DeKalb County residents face an April 2 deadline to claim their Homestead Exemption, an opportunity for significant savings on their property tax bills. Even though Tucker is an incorporated City within DeKalb and has a zero-millage rate, Tucker homeowners can still apply for the Homestead Exemption, if they haven’t already in the past.
Sheri Boritz from the DeKalb Tax Commissioner’s Office took time to address some frequently asked questions about the Homestead Exemption.
Q: What is the Homestead Exemption?
A: It’s actually something that everyone who owns and resides at their house is entitled to have. It usually saves the homeowner about a third of the annual taxes and all they have to do is fill out a one-page form, which can be done on our website. Your car tags have to be registered there and you have to file income taxes from that property. Other than that, you get to have that savings for as long as you own and reside at that house.
Q: How are owners of multiple properties affected?
A: If you own multiple properties, you can only live in one. So that’s the one that you have a homestead in.

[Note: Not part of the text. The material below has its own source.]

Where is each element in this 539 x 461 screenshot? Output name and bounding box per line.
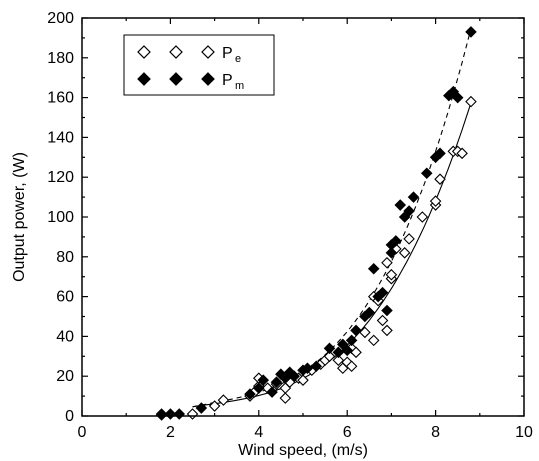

Any other properties that you have, whether they be rental properties or business properties, would not be entitled to the savings.
Q: How do you apply for a Homestead Exemption?
A: The easiest thing to do is go to our website, which is dekalbtax.org and you can fill out the form online. You’ll get a confirmation email within about 30 seconds. You’ll see the savings at first on your assessment notice when it comes out in June and then again when the tax bill comes out in August.
Q: Does the Homestead Exemption apply to residents in the City of Tucker even though the City has a zero-millage rate?
A: A Homestead Exemption is built into the legislation that created the City. It works the same way as the County exemption. Right now, we are processing all of those City exemptions in conjunction with the County exemption. If you already had a County exemption when Tucker got created, we’re going ahead and automatically applying the Tucker exemption. So, there’s nothing anybody has to do.